For a target you will scrape on a schedule, the failure mode that bites later is the redesign you did not see coming. Pin the working extraction as a Blueprint and drift surfaces as validation_warnings with the status still completed, rather than a silent null flowing downstream. The mechanics are in why structured extraction beats CSS selectors and the field guide to why scrapers go quiet after a redesign.

Next step

Grab a free key and run the call above against a product page you actually need. The free credits cover real extractions, and a failed fetch costs nothing, so the only thing a wrong prompt costs you is the time to fix the wording.

Frequently asked questions

How do I scrape a product page into JSON?

Send a POST to /v1/smartscraper with website_url set to the product page and user_prompt naming the fields you want, like title, price, and availability. The extracted JSON comes back under data.result. There are no proxies to rent or selectors to write; the fetch and extraction run in one call.

Can I scrape a product page without writing CSS selectors?

Yes. You describe the fields in plain language or pass a JSON Schema, and the engine reads the cleaned page to find them. Because you name the data rather than its position in the markup, the call keeps working when a redesign moves an element or renames a class, which is where selectors usually break.

How do I get the price as a number instead of a string?

Pass an output_schema that types price as a number. Every result is validated against your schema, and if the first pass returns the wrong type, the engine gets one repair attempt before the call succeeds. That guarantees the shape of the output, so a numeric field comes back as a number, not as text.

Why does my product scrape return null for some fields?

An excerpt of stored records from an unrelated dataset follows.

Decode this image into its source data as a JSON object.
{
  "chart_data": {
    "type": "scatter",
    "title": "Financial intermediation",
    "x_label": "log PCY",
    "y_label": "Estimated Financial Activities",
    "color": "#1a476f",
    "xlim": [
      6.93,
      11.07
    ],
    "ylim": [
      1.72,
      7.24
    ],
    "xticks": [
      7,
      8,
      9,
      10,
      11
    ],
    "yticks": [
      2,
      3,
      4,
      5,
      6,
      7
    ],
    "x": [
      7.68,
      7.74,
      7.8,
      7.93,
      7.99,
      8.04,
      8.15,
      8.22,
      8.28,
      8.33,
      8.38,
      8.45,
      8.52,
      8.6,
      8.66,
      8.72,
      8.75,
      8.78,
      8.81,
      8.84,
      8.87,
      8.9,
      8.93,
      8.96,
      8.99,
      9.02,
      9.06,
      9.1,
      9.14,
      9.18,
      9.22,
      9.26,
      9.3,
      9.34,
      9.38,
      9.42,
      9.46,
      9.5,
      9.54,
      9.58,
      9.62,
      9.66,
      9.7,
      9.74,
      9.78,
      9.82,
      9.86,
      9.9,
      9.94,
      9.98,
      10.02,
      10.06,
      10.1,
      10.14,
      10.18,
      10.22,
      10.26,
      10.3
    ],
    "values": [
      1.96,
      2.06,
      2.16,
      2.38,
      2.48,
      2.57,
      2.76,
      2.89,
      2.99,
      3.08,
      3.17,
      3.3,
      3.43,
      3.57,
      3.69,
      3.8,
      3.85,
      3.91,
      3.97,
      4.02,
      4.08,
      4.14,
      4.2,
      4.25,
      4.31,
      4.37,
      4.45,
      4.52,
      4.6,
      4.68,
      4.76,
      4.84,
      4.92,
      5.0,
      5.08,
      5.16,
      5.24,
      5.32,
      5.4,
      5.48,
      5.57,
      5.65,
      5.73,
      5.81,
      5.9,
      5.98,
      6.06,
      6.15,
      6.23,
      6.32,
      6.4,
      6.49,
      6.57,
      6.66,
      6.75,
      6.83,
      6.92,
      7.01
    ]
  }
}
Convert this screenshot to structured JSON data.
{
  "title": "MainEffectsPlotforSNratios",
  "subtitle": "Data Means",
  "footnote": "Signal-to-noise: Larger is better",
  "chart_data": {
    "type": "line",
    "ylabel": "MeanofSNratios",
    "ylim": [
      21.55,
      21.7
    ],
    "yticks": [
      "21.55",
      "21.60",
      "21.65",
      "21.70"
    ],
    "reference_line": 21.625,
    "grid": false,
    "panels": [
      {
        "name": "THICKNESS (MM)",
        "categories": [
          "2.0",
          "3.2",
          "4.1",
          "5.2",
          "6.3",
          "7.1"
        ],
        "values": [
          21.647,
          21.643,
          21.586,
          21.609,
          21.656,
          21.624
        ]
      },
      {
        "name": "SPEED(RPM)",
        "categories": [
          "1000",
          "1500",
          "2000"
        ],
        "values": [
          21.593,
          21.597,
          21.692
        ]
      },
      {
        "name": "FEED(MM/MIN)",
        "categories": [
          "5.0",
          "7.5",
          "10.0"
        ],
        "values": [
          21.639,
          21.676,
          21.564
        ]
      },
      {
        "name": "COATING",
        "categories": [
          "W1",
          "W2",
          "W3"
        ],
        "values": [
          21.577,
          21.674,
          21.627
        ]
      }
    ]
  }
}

Usually the field is not on the page you fetched, or your prompt named something the page does not show, like an MSRP when only a sale price is listed. Check the rendered page and loosen the field description. A genuinely blocked page is a different problem; the engine escalates fetch tiers automatically for that.

How much does it cost to scrape one product page?

A successful SmartScraper call costs 5 credits, billed on success only, so a failed fetch costs nothing. If a hostile page forces the stealth browser tier, that adds 5 credits on top. Proxies, browser rendering, and extraction all come out of the same credit balance, with no separate proxy bill.

Can I scrape product pages that load the price with JavaScript?

Yes. The fetch stack starts with a fast HTTP request and steps up to a headless browser when a page renders its content with JavaScript, then to a stealth browser for the hardest targets. You do not choose the tier; the engine escalates only as far as the page in front of it forces.

How do I scrape many product pages on a schedule?

Once an extraction works, save it as a Blueprint so repeat runs replay selectors with no AI step, which keeps them fast and cheap. On drift the run returns validation_warnings instead of a silent null. See why structured extraction beats CSS selectors for how the deterministic replay path works.